Mac 'n Cheese

Ok, maybe 'healthy' is overselling it a little, but at least this version contains nearly all the food groups and definitely has more veggies than the average. I like to tell myself that makes a difference.

Macaroni - with its fair share of cheese - has been in my family as far back as I can remember, but my mother knows better. She first made it as a student, when pasta was far from common at Dutch dinner tables. The instructions told her to prepare each of the ingredients, one by one. She followed them to the letter and served them all separately. 

healthy mac 'n cheese

Luckily for us, her macaroni has come a way since then. When I left home, I took my mother's recipe with me and added a touch of my own here and there. The current version is a comfort food I'm happy to make in over-sized quantities and eat as leftovers for days.


Ingredients (serves 2 with leftovers):
1.5 cups macaroni 
1 red bell pepper
1 green bell pepper
1/2 leek
2 medium-size onions
150g ham (I used York ham)
1.5 tbsp sweet Indonesian soy sauce (like ABC sauce)
4 tbsp ketchup
1 tbsp basil
1 tbsp oregano
salt to taste
* cheese to top (as much as you like!): when it comes to cheese, my philosophy is usually: the more, the better. No harm in mixing it up, either. In Mexico, I used manchego, which is soft of flavour andmelts nicely, together with parmesan. In the Netherlands, manchego is hard to come by so I went for gouda, which I had in my fridge. Crumbling some mozarella over it would also have worked well.


Instructions:

1. Preheat the oven to 200 degrees Celsius (nearly 400 degrees Fahrenheit).

2. Chop the onion and bell pepper into cubes.


3. Place onion in a pan with olive oil and sautée until glazed, then add paprika and leek and sautée for a few minutes more (if you overdo it with the bell pepper, it loses its crunch. Fresher = better).

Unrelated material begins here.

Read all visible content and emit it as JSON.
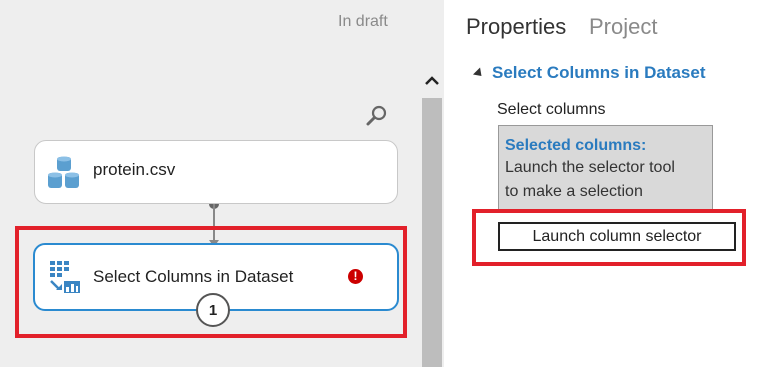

4. In the meantime, boil the macaroni in a separate pan, for timing see the instructions on your packet.


5. When the macaroni is done, drain and toss in with the onion, pepper and leek. Add the sweet Indonesian soy sauce, ketchup, basil, oregano and salt. (Up until this step, you can do it all in advance - the day before even, it keeps fine in the fridge)


6. Transfer to an oven dish and cover with cheese - you can place layer on top of layer, then sprinkle parmesan over the top. Leave it in the oven for 15-20 minutes until it is hot inside and the cheese layer has meltened and browned a little. Serve hot, with your bottle of ketchup on the table.